Friday, November 10, 2017

The end of CNC?

Well, this is interesting:
Desktop Metal, based in Boston, USA, has opened up pre-orders for its Studio System which uses inkjet-like technology, rather than laser-based techniques, to produce precision metal parts. 
The system isn't cheap – it's $120,000 to buy outright or $4,000 a month for 36 months – but compared to other ways of producing metal parts, especially in small numbers, it could be a game-changer. Sure, there are traditional CNC machines but they still cost from thousands up to hundreds of thousands of dollars. This fat gizmo is supposed to be a challenge to that. 
The printer will be made available in mid-2018, at which point the company hopes to expand even further with a production version of the machine that offers 3D printing at 100 times the speed and a twentieth of the cost of current systems.
It may be that this doesn't replace CNC, but rather traditional heavy manufacturing tooling:
One of the investors in the company, managing partner of BMW iVentures Uwe Higgen told The Register that the car manufacturer has warehouses full of tooling equipment for its different cars, each of which typically costs millions of dollars to create. It also takes months for those tools to be developed.
Interesting that BMW is investing in this.

7 comments:

Irish said...

Shhhhh....

Tim Wolter said...

Ah. The kicker is the price of the materials. Might come down. But just as companies pretty much give away printers and make all their money selling you ink cartridges, so it is at the present time with metal 3D printing.

You also have to be mindful of the degree of precision that can be attained in the real world. CNC can nail things down to thousandths of an inch. 3D printing is basically a computer controlled hot glue gun.

No doubt Star Trek replicators are going to happen. But I think the time frame is longer than hyped.

T. Wolter

SiGraybeard said...

The end of CNC? Doubtful. Certainly not now.

In terms of comparing prices, it's meaningless to not have work envelopes and speed of operations to compare the two because that's the difference between a $10K CNC center and a $100K.

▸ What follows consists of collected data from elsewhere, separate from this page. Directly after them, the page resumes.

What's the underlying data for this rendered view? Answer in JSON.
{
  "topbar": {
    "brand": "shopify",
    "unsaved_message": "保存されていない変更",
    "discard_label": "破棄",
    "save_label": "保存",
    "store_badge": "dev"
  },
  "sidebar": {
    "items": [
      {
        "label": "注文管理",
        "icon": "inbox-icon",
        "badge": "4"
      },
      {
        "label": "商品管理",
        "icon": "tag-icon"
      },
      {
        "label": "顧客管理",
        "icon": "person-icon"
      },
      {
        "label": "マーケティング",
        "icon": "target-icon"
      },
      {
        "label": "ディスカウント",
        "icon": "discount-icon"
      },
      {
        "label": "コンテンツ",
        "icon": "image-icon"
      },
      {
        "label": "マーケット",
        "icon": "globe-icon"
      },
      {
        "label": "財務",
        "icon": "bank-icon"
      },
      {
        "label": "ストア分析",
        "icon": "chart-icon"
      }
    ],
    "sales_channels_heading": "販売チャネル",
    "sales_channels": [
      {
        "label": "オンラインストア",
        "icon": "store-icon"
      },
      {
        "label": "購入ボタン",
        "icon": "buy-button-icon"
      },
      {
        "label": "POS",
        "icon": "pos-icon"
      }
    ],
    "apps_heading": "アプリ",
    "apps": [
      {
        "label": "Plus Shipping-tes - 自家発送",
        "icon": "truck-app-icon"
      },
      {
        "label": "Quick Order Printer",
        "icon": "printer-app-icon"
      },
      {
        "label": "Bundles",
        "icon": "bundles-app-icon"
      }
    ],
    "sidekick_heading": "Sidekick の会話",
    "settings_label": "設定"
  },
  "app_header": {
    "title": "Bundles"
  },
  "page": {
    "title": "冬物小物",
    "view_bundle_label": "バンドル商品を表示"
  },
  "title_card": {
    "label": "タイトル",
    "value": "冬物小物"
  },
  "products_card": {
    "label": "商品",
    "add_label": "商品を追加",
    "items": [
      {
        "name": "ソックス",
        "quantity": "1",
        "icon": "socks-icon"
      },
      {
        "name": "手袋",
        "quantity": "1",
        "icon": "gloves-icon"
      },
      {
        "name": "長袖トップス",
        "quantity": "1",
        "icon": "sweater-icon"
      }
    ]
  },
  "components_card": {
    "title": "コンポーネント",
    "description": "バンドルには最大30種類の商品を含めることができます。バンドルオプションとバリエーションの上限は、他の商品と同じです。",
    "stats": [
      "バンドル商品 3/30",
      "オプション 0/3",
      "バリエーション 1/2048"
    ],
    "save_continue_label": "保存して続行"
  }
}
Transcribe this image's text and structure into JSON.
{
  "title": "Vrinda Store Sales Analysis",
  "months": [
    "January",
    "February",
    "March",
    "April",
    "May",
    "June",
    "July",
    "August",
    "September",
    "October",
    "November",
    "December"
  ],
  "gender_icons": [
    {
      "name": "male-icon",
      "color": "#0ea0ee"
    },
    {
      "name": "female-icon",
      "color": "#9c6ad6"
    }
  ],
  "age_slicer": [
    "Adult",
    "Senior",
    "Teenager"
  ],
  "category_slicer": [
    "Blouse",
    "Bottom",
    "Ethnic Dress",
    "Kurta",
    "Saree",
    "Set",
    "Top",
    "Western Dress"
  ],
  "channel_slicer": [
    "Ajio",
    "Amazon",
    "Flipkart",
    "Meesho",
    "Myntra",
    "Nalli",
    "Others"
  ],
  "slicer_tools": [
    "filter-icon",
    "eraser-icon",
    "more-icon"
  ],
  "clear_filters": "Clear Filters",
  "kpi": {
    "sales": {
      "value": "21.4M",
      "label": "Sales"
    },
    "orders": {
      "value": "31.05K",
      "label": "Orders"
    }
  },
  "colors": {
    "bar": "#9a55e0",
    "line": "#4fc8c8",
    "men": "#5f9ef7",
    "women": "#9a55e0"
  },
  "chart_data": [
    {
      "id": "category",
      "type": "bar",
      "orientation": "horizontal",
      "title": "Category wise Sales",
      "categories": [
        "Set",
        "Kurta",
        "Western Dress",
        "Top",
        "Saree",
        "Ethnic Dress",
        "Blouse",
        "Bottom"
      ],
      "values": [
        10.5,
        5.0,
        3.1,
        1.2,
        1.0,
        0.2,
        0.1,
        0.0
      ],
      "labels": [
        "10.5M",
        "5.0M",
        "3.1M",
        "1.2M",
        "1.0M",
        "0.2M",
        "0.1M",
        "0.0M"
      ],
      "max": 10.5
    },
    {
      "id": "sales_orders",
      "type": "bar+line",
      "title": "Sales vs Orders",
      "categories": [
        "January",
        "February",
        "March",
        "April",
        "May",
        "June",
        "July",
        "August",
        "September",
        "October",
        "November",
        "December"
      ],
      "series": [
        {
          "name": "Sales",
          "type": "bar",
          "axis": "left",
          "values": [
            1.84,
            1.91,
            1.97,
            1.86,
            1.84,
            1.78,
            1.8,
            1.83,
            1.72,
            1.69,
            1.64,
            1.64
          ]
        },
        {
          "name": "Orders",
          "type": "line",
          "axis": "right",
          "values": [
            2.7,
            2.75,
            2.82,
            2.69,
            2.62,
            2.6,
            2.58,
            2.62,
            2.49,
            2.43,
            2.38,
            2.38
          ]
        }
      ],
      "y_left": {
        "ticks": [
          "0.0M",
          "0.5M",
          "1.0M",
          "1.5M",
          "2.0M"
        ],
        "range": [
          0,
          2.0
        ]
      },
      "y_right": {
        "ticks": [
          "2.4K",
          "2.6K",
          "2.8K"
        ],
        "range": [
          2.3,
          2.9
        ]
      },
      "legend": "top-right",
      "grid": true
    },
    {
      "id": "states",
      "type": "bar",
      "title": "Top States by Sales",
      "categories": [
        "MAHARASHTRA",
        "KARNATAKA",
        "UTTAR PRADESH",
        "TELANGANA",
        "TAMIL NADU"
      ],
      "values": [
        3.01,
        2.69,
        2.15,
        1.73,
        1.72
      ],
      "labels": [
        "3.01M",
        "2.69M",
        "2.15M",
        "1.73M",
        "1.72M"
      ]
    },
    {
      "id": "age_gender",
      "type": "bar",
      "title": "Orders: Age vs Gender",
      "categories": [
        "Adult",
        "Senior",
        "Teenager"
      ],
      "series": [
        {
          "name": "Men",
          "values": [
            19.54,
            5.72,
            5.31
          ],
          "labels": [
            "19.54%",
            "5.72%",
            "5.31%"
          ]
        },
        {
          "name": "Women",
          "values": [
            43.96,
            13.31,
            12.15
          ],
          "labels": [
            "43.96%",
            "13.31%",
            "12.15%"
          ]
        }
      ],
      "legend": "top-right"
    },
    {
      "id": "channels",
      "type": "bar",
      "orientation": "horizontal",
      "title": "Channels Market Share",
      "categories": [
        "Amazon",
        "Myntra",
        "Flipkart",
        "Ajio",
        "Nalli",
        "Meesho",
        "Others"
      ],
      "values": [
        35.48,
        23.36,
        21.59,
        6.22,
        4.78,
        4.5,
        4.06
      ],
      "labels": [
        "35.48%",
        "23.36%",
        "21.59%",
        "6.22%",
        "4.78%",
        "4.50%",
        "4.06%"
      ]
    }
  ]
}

It's better to think of conventional milling as subtractive manufacturing and 3D printing as additive. Both can do many things, but they each have strong points. It's a heck of a lot easier for AM (additive manufacturing) to make something that's hollow with some web of reinforcement inside than it is to start with blocks of metal and hollow it out.

That said, I still think that even a relatively crude metal printer, I'm talking .005" tolerances, at household appliance prices could be a really big game changer. Imagine printing out a piece of sheet metal for your car, or the frame of a 1911.

We can get into "steel isn't steel isn't steel" some other time. ;-)

Eric Wilner said...

The technology resembles the first non-SLA 3D printer I ever saw demonstrated; that one, if memory served, was spitting wax binder onto a bed of corn starch.
3D printing of metal isn't going to replace CNC for most volume applications, but it has interesting potential for doing things that CNC just can't - like fabricating objects with internal chicken-bone structures for improved strength at minimal weight, or objects with impossible-to-machine cooling passages (I'm thinking rocket combustion chamber, nozzle, and cooling features all fabricated as one piece, with no welding, and maybe the head and injectors could be included).
...And now I'm thinking of Jordin Kare's pair of songs, "The Designer" and "The Engineer". Now if they can make it, they'll do it by luck, for it can't be held with a dog or a chuck...

libertyman said...

Machining has changed, and will continue to do so. This will add another way to manufacture some things, but machinists will evolve and the requisite skills required will evolve as well.

Ted said...

Not all Tooling is the same. Big difference between some punch press that needs to crank out a whole bunch of brackets that will be shared between a number of different production lines and the 100 TON SHEET METAL stamping press that makes left rear fenders. Both are Tooling, 3D printing of parts might replace the punch press ( but only when it can match the speed and cost -- good luck with that any time soon). But replace stamped body panels - nope, those will all be molded composite. but the molds and the dies maybe made by 3D printing.

And those warehouses the article talks about are full of dies, so no difference there. Thoose dies are made of hardened steel for a reason. I doubt the output of the 3 d printer can stand up to the needs of a stamping die.

Mr. Engineering Johnson said...

As others have noted, I'm doubtful about this ending CNC. It's far more likely to be a useful adjunct to existing processes. If I were to gaze into my crystal ball, I would say the big impact will be on economy of scale.
Machining from billet often removes more material than it keeps, making it wasteful for large production runs. Pattern making and casting take skill and time so they are inefficient for small numbers of parts. 3D printing helps fill in gaps by making it easier and quicker to make casting patterns or make blanks for finishing by more conventional machining. As quality improves and cost goes down you will see this as a step in the manufacture of many products.